A Visit To The Grey Coat School

David Thompson, fresh from the Grey Coat School of London, was apprenticed to the Hudson's Bay Company at the age 14. It was the experience of the Company to recruit apprentices coming from these schools , who were all business, disciplined and moralistic.

David Thompson in his Narratives , written when he was back in Montreal after years with the fur trade , commented , somewhat sarcastically, on the Hudson's Bay Policy 

The Grey Coat Hospital School -London- England

" to send to the school in which I was educated to procure a scholar who had a mathematical education to send out as clerk...To learn what? For all I had seen in their service neither reading nor writing was required. My only business was to amuse myself, in winter growling at the cold ; and in the open season shooting Gulls, Ducks, Plover , and Curlews and quarrelling with mosketoes and Sand flies..."

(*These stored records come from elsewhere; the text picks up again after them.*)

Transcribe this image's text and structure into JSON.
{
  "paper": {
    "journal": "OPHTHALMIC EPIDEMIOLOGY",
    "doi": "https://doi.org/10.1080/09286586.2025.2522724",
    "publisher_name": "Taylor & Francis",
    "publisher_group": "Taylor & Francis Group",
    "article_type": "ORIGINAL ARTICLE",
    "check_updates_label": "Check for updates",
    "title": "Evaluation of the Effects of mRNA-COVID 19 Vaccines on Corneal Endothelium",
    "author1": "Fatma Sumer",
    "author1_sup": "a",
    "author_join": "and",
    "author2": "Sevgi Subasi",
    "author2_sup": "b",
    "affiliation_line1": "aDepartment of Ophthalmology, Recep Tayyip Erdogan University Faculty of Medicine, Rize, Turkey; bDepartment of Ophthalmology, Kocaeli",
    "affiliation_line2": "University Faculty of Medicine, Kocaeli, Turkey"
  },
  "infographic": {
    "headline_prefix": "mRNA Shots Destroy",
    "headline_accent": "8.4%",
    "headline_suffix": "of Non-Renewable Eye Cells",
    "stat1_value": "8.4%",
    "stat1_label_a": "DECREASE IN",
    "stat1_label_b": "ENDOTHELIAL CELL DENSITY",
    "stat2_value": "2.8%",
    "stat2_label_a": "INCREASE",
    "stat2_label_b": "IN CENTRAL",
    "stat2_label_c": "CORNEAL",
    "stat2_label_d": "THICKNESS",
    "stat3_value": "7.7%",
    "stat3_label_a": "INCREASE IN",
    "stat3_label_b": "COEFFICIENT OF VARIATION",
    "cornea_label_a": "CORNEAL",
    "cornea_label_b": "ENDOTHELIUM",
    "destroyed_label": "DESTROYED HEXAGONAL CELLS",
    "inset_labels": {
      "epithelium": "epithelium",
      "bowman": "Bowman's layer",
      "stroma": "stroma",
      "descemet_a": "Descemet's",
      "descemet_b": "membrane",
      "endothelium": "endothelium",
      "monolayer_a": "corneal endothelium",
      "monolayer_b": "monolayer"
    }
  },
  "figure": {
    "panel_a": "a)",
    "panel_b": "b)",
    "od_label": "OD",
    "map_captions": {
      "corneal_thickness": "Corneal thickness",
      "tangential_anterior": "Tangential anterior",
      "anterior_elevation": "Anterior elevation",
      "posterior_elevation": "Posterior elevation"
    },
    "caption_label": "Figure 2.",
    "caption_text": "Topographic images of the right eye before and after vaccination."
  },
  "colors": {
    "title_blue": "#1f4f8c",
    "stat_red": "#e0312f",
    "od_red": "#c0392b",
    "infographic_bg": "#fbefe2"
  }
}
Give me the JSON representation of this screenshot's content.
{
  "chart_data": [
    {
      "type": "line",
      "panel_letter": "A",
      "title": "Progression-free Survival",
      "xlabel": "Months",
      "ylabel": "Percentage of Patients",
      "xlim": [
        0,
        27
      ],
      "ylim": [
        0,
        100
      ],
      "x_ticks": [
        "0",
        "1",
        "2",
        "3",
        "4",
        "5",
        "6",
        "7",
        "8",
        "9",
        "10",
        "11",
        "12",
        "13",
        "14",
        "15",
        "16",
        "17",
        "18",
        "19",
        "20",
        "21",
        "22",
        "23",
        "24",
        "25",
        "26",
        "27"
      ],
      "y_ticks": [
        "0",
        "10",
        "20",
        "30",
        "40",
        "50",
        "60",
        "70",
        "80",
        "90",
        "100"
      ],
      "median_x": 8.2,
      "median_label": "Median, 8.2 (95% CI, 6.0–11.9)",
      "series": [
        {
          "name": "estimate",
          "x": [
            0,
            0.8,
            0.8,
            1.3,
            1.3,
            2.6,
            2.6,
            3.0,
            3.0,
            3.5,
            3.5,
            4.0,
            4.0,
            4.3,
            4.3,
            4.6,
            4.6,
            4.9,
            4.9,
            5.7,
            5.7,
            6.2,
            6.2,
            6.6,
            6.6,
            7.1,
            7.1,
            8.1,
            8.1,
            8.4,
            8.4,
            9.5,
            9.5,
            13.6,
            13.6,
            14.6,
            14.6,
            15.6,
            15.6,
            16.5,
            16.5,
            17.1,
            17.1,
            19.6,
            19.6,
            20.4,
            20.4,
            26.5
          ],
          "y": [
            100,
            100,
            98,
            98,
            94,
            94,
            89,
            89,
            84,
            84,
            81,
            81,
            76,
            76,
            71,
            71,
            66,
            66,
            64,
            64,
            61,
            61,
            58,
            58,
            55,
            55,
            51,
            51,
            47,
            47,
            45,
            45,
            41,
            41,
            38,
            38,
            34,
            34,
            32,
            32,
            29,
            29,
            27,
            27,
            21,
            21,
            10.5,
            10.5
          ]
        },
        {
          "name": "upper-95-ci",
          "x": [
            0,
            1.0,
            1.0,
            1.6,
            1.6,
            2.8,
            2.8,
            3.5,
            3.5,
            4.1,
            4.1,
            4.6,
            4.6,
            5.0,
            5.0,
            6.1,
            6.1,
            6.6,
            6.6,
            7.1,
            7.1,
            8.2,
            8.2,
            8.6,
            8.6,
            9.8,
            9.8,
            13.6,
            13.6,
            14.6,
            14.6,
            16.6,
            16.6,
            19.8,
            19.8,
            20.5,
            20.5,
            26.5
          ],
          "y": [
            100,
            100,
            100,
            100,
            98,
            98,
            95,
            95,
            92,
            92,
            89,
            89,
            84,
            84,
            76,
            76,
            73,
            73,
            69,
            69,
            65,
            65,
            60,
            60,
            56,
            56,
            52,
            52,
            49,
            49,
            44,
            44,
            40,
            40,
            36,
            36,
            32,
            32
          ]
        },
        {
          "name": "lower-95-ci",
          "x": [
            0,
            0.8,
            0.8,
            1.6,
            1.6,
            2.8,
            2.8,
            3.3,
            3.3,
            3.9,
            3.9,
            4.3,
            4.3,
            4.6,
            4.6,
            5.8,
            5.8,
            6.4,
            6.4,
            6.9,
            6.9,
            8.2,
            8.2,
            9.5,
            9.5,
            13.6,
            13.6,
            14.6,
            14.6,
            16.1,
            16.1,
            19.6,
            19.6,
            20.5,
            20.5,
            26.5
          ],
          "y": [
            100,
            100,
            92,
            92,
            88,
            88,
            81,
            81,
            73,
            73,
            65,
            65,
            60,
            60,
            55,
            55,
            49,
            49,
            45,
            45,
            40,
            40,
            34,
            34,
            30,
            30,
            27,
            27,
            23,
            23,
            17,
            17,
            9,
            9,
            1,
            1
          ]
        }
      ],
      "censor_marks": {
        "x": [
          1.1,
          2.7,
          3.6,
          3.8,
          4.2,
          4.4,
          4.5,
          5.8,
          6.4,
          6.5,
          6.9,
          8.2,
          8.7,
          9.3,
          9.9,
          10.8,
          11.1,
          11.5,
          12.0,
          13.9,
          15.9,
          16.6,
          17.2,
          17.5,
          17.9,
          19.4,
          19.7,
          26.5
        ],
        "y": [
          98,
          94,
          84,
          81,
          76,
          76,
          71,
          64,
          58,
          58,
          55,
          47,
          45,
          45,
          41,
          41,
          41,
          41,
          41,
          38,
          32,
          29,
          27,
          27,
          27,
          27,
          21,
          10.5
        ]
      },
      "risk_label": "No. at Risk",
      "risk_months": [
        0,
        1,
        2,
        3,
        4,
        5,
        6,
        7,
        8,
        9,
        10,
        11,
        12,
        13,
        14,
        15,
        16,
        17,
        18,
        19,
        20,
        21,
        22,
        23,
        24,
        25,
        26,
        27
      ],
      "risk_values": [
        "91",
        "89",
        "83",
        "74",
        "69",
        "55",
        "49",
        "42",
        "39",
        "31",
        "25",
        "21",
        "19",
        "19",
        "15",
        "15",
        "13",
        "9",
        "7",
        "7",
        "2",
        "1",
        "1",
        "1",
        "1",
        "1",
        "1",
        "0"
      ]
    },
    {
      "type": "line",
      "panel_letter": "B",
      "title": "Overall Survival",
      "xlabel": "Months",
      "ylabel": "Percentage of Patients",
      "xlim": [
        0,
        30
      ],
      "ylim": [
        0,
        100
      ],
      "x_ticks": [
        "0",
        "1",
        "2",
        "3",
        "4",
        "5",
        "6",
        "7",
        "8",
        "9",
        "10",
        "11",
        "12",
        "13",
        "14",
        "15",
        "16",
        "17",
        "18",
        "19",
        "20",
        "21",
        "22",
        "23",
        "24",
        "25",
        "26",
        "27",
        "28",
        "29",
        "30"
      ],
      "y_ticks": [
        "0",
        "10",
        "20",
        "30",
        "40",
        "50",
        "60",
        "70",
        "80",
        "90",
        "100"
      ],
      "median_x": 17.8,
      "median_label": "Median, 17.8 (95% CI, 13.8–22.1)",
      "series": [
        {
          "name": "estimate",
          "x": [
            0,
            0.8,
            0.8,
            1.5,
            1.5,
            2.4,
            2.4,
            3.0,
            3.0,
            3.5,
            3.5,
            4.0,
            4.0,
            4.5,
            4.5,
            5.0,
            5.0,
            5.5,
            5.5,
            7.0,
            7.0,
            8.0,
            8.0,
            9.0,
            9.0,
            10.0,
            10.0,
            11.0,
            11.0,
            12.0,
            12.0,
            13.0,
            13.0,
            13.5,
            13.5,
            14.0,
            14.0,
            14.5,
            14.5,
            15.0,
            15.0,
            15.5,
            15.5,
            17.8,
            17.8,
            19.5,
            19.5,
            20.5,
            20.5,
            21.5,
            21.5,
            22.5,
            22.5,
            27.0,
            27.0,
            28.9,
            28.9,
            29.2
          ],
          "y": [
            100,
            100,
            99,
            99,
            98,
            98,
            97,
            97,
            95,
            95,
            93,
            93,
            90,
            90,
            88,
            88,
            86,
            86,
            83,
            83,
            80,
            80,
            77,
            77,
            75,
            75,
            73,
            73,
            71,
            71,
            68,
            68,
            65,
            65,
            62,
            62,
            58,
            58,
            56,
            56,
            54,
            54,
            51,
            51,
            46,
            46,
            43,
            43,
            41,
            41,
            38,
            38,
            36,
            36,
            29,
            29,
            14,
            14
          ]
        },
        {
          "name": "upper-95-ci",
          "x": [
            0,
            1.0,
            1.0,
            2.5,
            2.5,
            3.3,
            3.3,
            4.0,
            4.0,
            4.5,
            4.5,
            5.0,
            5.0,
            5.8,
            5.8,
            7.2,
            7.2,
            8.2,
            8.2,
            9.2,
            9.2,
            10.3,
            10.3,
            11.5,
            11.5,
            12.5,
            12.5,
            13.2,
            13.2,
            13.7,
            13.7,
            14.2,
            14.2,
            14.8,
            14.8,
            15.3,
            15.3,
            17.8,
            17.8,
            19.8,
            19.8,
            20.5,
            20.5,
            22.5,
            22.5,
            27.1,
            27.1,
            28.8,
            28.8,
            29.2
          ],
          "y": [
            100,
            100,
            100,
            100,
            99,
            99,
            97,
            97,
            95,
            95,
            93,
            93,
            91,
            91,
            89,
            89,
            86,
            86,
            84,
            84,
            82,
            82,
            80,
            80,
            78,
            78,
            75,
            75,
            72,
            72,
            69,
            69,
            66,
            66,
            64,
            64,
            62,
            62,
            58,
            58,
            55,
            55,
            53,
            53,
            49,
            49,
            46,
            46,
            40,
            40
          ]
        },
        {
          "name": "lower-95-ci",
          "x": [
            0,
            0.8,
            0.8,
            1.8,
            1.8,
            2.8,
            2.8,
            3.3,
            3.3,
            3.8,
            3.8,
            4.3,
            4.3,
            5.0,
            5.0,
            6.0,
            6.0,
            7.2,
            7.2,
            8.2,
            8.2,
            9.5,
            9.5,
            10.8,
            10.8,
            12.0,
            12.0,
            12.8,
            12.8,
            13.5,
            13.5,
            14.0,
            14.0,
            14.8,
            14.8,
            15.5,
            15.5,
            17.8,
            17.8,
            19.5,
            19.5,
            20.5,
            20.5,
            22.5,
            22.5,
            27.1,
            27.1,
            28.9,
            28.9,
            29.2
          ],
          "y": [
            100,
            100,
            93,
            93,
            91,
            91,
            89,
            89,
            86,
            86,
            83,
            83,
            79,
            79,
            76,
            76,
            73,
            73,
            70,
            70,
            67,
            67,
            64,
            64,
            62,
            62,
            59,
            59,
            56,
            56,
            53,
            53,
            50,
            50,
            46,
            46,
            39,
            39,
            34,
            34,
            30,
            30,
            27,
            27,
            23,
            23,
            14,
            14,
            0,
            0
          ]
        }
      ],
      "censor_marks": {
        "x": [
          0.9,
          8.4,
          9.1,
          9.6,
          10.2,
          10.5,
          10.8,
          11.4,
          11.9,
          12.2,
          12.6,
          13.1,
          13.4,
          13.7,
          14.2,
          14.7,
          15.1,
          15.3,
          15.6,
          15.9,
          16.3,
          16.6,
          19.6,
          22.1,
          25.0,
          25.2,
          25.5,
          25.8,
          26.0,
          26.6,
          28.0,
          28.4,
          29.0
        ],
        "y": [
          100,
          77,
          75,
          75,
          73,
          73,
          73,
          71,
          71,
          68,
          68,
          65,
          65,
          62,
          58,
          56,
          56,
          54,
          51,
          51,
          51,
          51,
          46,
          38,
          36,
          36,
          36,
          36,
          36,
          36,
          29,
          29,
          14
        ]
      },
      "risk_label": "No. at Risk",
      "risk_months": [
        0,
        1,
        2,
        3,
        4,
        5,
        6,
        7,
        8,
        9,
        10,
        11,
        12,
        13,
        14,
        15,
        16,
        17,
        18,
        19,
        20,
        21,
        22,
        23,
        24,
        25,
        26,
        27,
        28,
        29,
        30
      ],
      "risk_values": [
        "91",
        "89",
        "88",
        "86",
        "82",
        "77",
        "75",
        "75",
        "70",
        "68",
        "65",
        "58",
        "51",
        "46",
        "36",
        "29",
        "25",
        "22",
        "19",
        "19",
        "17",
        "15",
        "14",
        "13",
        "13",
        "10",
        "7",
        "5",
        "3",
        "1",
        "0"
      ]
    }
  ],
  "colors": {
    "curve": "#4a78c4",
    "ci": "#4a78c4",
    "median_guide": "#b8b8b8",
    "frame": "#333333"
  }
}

In Its brochure the Grey Coat Hospital School mentions that " David, however, left the teeming Wstminster streets of his childhood and began a new life far way. Westminster promptly forgot him. No one here would have known that this Old Grey ( Thompson) had made such a success of his life but for the quite unexpected arrival of a letter in 1890."
The letter was sent by J.B.Tyrell.
In the letter Tyrell described the tremendous contributions that this young boy from their school had achieved in the new world.Then in 1900, Tyrell actually visited the school to see it for himself. It was with this in mind that I decided to visit the Grey Coat School and " see for myself" as well and exactly 100 years to the day almost I did just that.
The streets of Westminster, in the old part of London, are still teeming, not only with people, but also with the crush of every vehicle imaginable. The Grey Coat Hospital School is on a side street about two blocks from Westminster Abbey.I decided to walk from the Abbey. Two streets enclose the school- Grey Coat Street and Grey Coat Lane. At first glance the school did not sem big, yet later I was informed that 900 students were enrolled for the coming term.
Therewas a throng of parents lined up ( or queuing as the British say) to enter the school when I arrived-it was orientation day. The buildings have been renovated repeatedly and additions have been added over the years, with other structures built over and above the original hospital. All that is left of the first building is part of the original flagstones in the hallway. 

I couldn't resist walking on these flagstones that no doubt at one time had actually felt the hoes of a young David Thompson. Thompson's family lived close by on Marsham Street which still exists even after heavy damage done to it during the Blitz of London. David's father died when he was very young and his mother remarried before his was seven, and in 1777, young David was sent to this school.

The Headmistress had invited me to speak to the students and a few weeks later I had a wonderful opportunity to talk to them about their great alumnus. After my book was published " Where The River Brought Them" the story of Rocky Mountain House and the exploits of Thompson a presentation was made to the school of a number of the books. Included with the presentation was a copy of Thompson's great map, a video of the David Thompson Puppet Show, several photo albums about Thompson including his burial site in Montreal, and a CD-Rom of photos.